Furthermore, in the preceding pages, we have highlighted a broad range of molecular imaging probes that could offer non-invasive approaches to evaluate radiobiology during and after RPT. The collection of images through a broad range of techniques can allow (even in a retrospective manner) for the mining of quantitative features thanks to radiomics. Using mathematical models and artificial intelligence (AI) methods, radiomics entails the exploration of potential associations between imaging features and biological clinical outcomes [133]. The general idea is that standard medical images can provide a large amount of additional information about tumours directly related to their biology [134].

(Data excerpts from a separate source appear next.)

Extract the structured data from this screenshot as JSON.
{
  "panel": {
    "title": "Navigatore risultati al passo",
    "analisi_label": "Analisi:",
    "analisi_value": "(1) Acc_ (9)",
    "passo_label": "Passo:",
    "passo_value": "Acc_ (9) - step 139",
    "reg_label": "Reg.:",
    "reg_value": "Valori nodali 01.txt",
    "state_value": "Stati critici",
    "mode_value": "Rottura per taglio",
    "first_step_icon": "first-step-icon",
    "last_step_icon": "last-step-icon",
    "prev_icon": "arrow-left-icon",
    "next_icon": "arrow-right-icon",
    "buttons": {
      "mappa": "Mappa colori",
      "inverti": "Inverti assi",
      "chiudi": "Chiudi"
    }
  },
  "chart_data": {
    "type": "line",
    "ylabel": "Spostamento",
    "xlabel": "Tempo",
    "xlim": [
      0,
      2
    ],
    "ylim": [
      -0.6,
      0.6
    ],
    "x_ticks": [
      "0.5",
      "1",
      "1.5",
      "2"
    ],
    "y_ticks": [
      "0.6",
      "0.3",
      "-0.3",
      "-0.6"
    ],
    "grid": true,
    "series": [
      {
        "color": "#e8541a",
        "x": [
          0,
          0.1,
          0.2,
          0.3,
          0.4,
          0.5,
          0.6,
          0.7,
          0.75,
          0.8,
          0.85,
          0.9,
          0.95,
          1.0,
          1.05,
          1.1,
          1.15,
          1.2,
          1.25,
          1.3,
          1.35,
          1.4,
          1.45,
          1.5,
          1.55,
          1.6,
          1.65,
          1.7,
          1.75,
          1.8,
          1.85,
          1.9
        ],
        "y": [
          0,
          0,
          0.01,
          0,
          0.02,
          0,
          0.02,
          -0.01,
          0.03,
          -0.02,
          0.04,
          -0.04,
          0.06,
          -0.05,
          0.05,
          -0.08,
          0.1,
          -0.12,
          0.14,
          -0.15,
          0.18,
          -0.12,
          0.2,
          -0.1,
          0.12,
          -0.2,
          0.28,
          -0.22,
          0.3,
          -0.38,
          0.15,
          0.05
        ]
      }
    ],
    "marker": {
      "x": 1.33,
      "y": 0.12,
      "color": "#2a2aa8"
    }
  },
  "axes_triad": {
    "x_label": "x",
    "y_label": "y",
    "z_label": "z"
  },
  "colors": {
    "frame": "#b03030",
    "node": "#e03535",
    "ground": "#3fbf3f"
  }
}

Radiomics could be described in five main steps: image acquisition, post-acquisition image processing, segmentation, radiomic feature extraction and radiomic modelling. However, image pre-processing steps are also needed to homogenize the images in order to reduce noise, enhance quality and facilitate reproducible and comparable radiomic analyses [135]. Segmentation – which consists of contouring regions of interest (ROI) – is a non-negligible step, as radiomic results will differ significantly depending on the ROI delineation (e.g. contouring method or observer). From these ROIs, several hundred radiomic features can extracted, including descriptors of size, shape, volume, intensity distribution (extracted from the histogram) and texture patterns [136]. Texture features refer to a variety of mathematical descriptors that evaluate the grey-level intensity as well as the position of the pixels within the ROI and can thus provide a measure of tumour heterogeneity [137].

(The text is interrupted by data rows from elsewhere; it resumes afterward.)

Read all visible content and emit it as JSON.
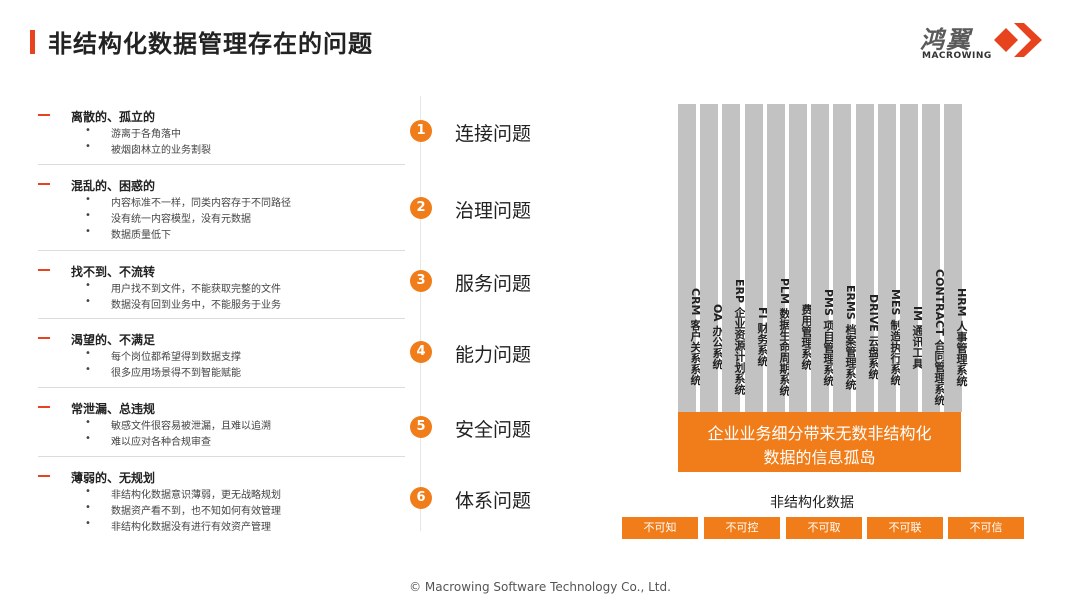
{
  "header": {
    "title": "非结构化数据管理存在的问题"
  },
  "logo": {
    "cn": "鸿翼",
    "en": "MACROWING"
  },
  "problems": [
    {
      "head": "离散的、孤立的",
      "bullets": [
        "游离于各角落中",
        "被烟囱林立的业务割裂"
      ]
    },
    {
      "head": "混乱的、困惑的",
      "bullets": [
        "内容标准不一样，同类内容存于不同路径",
        "没有统一内容模型，没有元数据",
        "数据质量低下"
      ]
    },
    {
      "head": "找不到、不流转",
      "bullets": [
        "用户找不到文件，不能获取完整的文件",
        "数据没有回到业务中，不能服务于业务"
      ]
    },
    {
      "head": "渴望的、不满足",
      "bullets": [
        "每个岗位都希望得到数据支撑",
        "很多应用场景得不到智能赋能"
      ]
    },
    {
      "head": "常泄漏、总违规",
      "bullets": [
        "敏感文件很容易被泄漏，且难以追溯",
        "难以应对各种合规审查"
      ]
    },
    {
      "head": "薄弱的、无规划",
      "bullets": [
        "非结构化数据意识薄弱，更无战略规划",
        "数据资产看不到，也不知如何有效管理",
        "非结构化数据没有进行有效资产管理"
      ]
    }
  ],
  "issues": [
    {
      "num": "1",
      "label": "连接问题"
    },
    {
      "num": "2",
      "label": "治理问题"
    },
    {
      "num": "3",
      "label": "服务问题"
    },
    {
      "num": "4",
      "label": "能力问题"
    },
    {
      "num": "5",
      "label": "安全问题"
    },
    {
      "num": "6",
      "label": "体系问题"
    }
  ],
  "pillars": [
    "CRM 客户关系系统",
    "OA 办公系统",
    "ERP 企业资源计划系统",
    "FI 财务系统",
    "PLM 数据生命周期系统",
    "费用管理系统",
    "PMS 项目管理系统",
    "ERMS 档案管理系统",
    "DRIVE 云盘系统",
    "MES 制造执行系统",
    "IM 通讯工具",
    "CONTRACT 合同管理系统",
    "HRM 人事管理系统"
  ],
  "banner": {
    "line1": "企业业务细分带来无数非结构化",
    "line2": "数据的信息孤岛"
  },
  "unstructured": {
    "label": "非结构化数据",
    "tags": [
      "不可知",
      "不可控",
      "不可取",
      "不可联",
      "不可信"
    ]
  },
  "footer": "© Macrowing Software Technology Co., Ltd.",
  "colors": {
    "accent": "#f07d1a",
    "title_bar": "#e8431f",
    "pillar": "#c2c2c2"
  }
}
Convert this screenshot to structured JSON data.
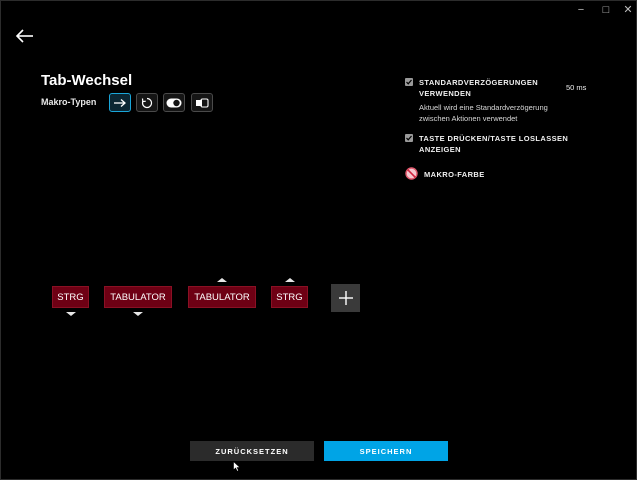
{
  "window": {
    "controls": {
      "minimize": "−",
      "maximize": "□",
      "close": "✕"
    }
  },
  "nav": {
    "back_icon": "arrow-left-icon"
  },
  "macro": {
    "title": "Tab-Wechsel",
    "types_label": "Makro-Typen",
    "types": [
      {
        "icon": "arrow-right-icon",
        "active": true
      },
      {
        "icon": "repeat-icon",
        "active": false
      },
      {
        "icon": "toggle-icon",
        "active": false
      },
      {
        "icon": "sequence-icon",
        "active": false
      }
    ]
  },
  "options": {
    "standard_delay": {
      "checked": true,
      "label_line1": "STANDARDVERZÖGERUNGEN",
      "label_line2": "VERWENDEN",
      "value": "50 ms",
      "description_line1": "Aktuell wird eine Standardverzögerung",
      "description_line2": "zwischen Aktionen verwendet"
    },
    "show_press_release": {
      "checked": true,
      "label_line1": "TASTE DRÜCKEN/TASTE LOSLASSEN",
      "label_line2": "ANZEIGEN"
    },
    "macro_color": {
      "label": "MAKRO-FARBE",
      "icon": "no-color-icon"
    }
  },
  "sequence": [
    {
      "label": "STRG",
      "action": "down"
    },
    {
      "label": "TABULATOR",
      "action": "down"
    },
    {
      "label": "TABULATOR",
      "action": "up"
    },
    {
      "label": "STRG",
      "action": "up"
    }
  ],
  "add_icon": "plus-icon",
  "buttons": {
    "reset": "ZURÜCKSETZEN",
    "save": "SPEICHERN"
  },
  "colors": {
    "accent": "#00a4e6",
    "key_fill": "#6e0014",
    "background": "#000000"
  }
}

The aim of radiomic modelling is to investigate the relationship between image features and an investigated clinical outcome in order to create a model that will provide clinical decision support for diagnosis, prognosis, treatment response prediction or overall survival prediction. This part involves three major steps: feature selection, modelling methodology (training step) and validation [138]. In order to make the model as robust as possible, a hundred input data (i.e. patients or animals), whose investigated outcome is known are required to produce a dataset [139]. This dataset is randomly divided into two cohorts: one for feature selection and training (70%), and the other for validation (30%). The aim of feature selection is to reduce the risk of overfitting by excluding irrelevant or redundant features. Several machine learning algorithms are generally applied to train the model, such as random forests, support vector machines and neural networks. Finally, each model is evaluated using the validation cohort and by measuring the confusion matrix. Ultimately, the model with the best performance is selected.

We strongly believe that the generation of large data banks with biological samples and medical images in tandem with the coalition of researchers and clinicians with a broad range of expertise have the power to drive major breakthroughs in the radiobiology of RPT.

5 The Bottom Line

  • RPT offers a unique opportunity to irradiate all tumour sites in metastatic disease with low- or high-LET radiation.

  • The radiobiology of RPT cannot strictly be extrapolated from the radiobiology of EBRT.

  • Non-targeted effects – including short-distance communications (bystander cytotoxicity) and long-distance systemic effects (including immune system activation) – should be considered alongside the effects to targeted tissues.

  • Clinical radiobiology using patient data and samples needs to be more deeply and widely explored.

  • Molecular imaging probes for the non-invasive monitoring of radiation-induced biological events have already been developed, but only a very limited number have been evaluated in the context of RPT.

  • The use of imaging in radiobiology remains under-investigated and is faced by numerous challenges, including (i) the availability of appropriate and relevant radiotracers, (ii) the appropriate timing of follow-up scans, (iii) the accumulation of the radiotracer in areas surrounding the tumour or normal tissues and (iv) poor signal-to-noise ratios.

  • The combination of radiomics and artificial intelligence methods may entail the exploration of both preclinical and clinical radiobiology.